Let’s talk about business management skills. Every small business involves fairly complex business management processes if it is to be successful. In a larger organisation, there are typically several specialised functions within the organisational structure. In a small business, these functions are handled by one or two people – the owner and maybe an admin person. And neither of those people is likely to have had any significant level of management training in the past.

Under the CEO several specialized functional areas support the organization. They generally include functions like

  • Marketing, Sales (and no they are not the same thing!),
  • Accounting and Finance,
  • Human Resources,
  • ICT (Information and Communication Technology),
  • Business Support or Administration and finally,
  • Operations where the goods or services offered by the organization are produced.

Your organizational structure is more likely to have only one or two boxes. With those functions being performed by you and your partner (if you have one).

If you are a technician (i.e., a plumber, or a hairdresser, or a business consultant etc.) you will probably be focused on the roles performed by the CEO and Operations Manager in our ‘typical organization’. But that doesn’t mean that you can avoid doing the tasks normally done by the Marketing Manager, the Sales Manager, the Finance Manager, the ICT Manager, or the Business Support Manager.

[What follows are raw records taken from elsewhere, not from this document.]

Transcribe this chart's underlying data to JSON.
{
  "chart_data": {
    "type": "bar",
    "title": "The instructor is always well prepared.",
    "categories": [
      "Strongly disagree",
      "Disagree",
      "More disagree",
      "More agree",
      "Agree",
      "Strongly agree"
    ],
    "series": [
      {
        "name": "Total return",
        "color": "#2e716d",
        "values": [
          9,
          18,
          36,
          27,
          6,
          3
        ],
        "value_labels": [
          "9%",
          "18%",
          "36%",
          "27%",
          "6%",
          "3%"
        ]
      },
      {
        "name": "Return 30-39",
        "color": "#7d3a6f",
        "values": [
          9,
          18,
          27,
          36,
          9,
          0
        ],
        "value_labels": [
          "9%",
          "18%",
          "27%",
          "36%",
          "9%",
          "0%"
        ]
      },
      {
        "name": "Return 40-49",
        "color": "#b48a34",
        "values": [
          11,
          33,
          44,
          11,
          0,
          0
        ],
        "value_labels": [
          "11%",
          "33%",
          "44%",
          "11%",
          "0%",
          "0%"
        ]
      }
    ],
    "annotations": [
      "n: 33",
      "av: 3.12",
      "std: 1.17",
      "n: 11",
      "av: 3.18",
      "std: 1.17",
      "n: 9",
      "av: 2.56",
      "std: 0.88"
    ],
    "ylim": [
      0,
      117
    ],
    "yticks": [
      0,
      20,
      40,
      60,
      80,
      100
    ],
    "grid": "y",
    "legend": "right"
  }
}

Unless you are an employer you can probably get away with not doing the tasks generally done by a Human Resources Manager. But if your business is going to succeed all of the other functions need to be done by someone. These functional areas are described as ‘specialized’ for a reason. In a larger organization, people with extensive experience, and more often than not, discipline-specific qualifications manage these functions.

For example, I was the Finance Manager for a large organization. To win that job, I had to have post-graduate qualifications in accounting and business management. I had to demonstrate that I had relevant ‘hands-on’ experience.

Can you, as an entrepreneurial small business owner, develop the same level of knowledge, skill and experience overnight?

Of course not!

It took me at least ten years of university-level study to get to that point in my career. The same would apply to the Marketing and Communication Manager, ICT Manager and Human Resource Manager. But would-be entrepreneurs do have some other options.

If you do not possess all of the small business management skills you will need to start your small business, you need to source them somehow. You could improve your skills in these areas by doing a course on small business management skills. Or you could buy in the skills you need but don’t have. You can do this by employing people with those skills or outsourcing to another business. For example, by using a bookkeeping service to manage your books or a recruitment agency to hire new people.

You still have to be the ‘head’ or CEO of your small business. Developing a business direction and strategy is your responsibility. It cannot be outsourced. You are (and should be) the public face of your business. You will be ultimately responsible for your business’s performance.

As the business owner, you should also determine the ‘what’, ‘how’ and ‘who’ of your marketing strategy. However, you may be able to hire the skills necessary to implement your strategy.